Jean-Jacques Rousseau (1712-1778)
A Intuição
«Coisa singular, é no interior de si mesmo que se deve ver o que está fora” escreve Victor HUGO
Visão interior
«Vós estais por vezes dobrados sobre vos mesmo, mergulhando os vossos olhos no vosso próprio mistério, pensando e sondando? Que viu você? Uma imensidade. Uma imensidade, negra para alguns, serena para alguns outros, turvada para a maior parte. Quase todos os pensadores que se recolhem e meditam percebem-no em si mesmo - quer dizer no universo, o homem sendo um microcosmo – uma espécie de vazio em primeiro lugar terrível, todas as hipóteses das filosofias e das religiões sobrepostas como uma abóbada de sombra, a casualidade, a substancia, a essência, a cúpula informe da abstracção, pórticos misteriosos abertos sobre o infinito, no fundo, uma pálida luz. Pouco a pouco, traços lineares se desenham nessa bruma, promontórios aparecem nesse oceano, firmezas se levantam das profundidades; uma espécie de afirmação se destaca lentamente desse abismo e dessa vertigem. O fenómeno da visão interior é a intuição.

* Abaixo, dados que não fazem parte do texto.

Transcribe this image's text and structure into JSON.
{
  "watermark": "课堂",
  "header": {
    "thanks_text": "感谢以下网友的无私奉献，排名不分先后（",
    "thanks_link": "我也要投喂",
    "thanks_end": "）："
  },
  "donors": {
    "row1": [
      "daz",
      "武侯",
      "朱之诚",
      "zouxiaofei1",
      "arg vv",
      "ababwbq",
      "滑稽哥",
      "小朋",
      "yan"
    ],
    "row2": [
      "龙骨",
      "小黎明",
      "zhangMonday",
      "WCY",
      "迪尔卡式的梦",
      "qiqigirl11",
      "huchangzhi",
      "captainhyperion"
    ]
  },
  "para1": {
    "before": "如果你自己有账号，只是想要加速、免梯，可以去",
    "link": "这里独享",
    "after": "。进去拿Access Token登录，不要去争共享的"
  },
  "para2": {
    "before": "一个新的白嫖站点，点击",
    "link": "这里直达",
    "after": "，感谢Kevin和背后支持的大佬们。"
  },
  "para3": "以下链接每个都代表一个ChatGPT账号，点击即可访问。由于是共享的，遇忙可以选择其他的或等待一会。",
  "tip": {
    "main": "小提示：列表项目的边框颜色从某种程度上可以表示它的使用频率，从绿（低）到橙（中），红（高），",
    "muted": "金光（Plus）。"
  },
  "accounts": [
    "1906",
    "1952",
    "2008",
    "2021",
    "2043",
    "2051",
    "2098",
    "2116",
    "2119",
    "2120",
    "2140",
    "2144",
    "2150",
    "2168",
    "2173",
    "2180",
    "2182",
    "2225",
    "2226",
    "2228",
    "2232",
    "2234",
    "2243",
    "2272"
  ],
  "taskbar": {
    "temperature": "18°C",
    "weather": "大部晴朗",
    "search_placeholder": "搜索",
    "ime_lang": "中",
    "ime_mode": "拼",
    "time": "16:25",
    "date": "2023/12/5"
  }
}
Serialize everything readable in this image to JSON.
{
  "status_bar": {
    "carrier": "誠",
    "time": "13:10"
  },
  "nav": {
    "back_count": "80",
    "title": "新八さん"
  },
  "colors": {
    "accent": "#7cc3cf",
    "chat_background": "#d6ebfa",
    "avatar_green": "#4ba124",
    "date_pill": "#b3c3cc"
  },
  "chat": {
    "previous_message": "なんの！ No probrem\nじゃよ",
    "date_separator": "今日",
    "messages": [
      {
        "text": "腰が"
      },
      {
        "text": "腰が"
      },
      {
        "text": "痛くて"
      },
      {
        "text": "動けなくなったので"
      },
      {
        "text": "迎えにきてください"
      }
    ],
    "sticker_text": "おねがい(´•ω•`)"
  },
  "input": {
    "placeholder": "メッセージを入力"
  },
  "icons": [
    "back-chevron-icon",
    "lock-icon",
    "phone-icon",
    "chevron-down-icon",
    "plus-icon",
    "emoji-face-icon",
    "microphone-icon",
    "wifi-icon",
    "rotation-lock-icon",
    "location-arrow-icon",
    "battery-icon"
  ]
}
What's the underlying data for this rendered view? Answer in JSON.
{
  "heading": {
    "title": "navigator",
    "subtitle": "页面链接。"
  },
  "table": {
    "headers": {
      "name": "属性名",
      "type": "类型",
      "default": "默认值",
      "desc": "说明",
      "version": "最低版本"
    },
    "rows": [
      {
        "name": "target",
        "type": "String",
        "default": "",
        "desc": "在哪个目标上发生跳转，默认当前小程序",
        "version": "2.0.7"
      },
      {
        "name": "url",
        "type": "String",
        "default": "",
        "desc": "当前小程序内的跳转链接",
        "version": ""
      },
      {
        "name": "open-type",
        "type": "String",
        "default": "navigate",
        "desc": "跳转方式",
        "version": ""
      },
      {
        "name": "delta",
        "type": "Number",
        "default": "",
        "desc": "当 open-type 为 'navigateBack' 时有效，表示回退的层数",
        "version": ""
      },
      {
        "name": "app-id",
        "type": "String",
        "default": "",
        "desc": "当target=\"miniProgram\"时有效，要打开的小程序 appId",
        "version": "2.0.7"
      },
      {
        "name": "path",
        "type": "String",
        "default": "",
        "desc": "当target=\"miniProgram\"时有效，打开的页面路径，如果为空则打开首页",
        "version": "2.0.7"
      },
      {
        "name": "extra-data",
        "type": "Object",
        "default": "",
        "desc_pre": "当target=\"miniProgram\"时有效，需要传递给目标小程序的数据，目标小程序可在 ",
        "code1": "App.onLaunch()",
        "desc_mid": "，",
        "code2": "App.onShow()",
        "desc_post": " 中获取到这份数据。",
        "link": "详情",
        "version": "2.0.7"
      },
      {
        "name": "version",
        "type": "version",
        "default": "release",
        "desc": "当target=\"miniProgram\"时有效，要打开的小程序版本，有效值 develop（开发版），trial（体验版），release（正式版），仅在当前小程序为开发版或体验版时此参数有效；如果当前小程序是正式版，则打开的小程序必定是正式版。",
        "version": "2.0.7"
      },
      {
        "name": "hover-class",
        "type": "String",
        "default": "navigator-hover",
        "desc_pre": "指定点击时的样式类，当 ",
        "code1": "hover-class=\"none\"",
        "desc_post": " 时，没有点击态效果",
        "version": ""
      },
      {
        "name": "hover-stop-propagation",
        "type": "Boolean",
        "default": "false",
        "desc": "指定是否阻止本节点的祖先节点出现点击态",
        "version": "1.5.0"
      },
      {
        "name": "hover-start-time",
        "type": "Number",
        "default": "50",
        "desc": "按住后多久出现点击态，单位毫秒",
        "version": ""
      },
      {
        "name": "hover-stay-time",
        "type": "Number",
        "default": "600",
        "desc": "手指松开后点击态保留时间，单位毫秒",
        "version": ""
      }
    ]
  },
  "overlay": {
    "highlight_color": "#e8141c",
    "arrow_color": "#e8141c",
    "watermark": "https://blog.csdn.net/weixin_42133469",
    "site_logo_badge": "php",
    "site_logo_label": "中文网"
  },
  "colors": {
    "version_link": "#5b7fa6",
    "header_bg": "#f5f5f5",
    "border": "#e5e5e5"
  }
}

A intuição investiga o interior
A intuição é em relação à razão o que a consciência é em relação à virtude: o guia escondido, o iluminador subterrâneo, o avisador desconhecido, mas ao corrente, a vigia sobre o cimo escuro. Aí onde o raciocínio pára, a intuição continua. O escarpamento das conjecturas não a intimida. Ela tem a certeza nela como o pássaro. Ela abre as suas asas e voa e plana majestosamente por cima desse precipício, o possível. Ela está à vontade no insondável; ela vai e vem; ela se dilata; ela vive. O seu aparelho respiratório está limpo até ao infinito. Por vezes ela se abate sobre um grande cimo, pára e contempla. Ela vê no interior.
O raciocínio vulgar rampa sobre as superfícies; a intuição explora e investiga por baixo.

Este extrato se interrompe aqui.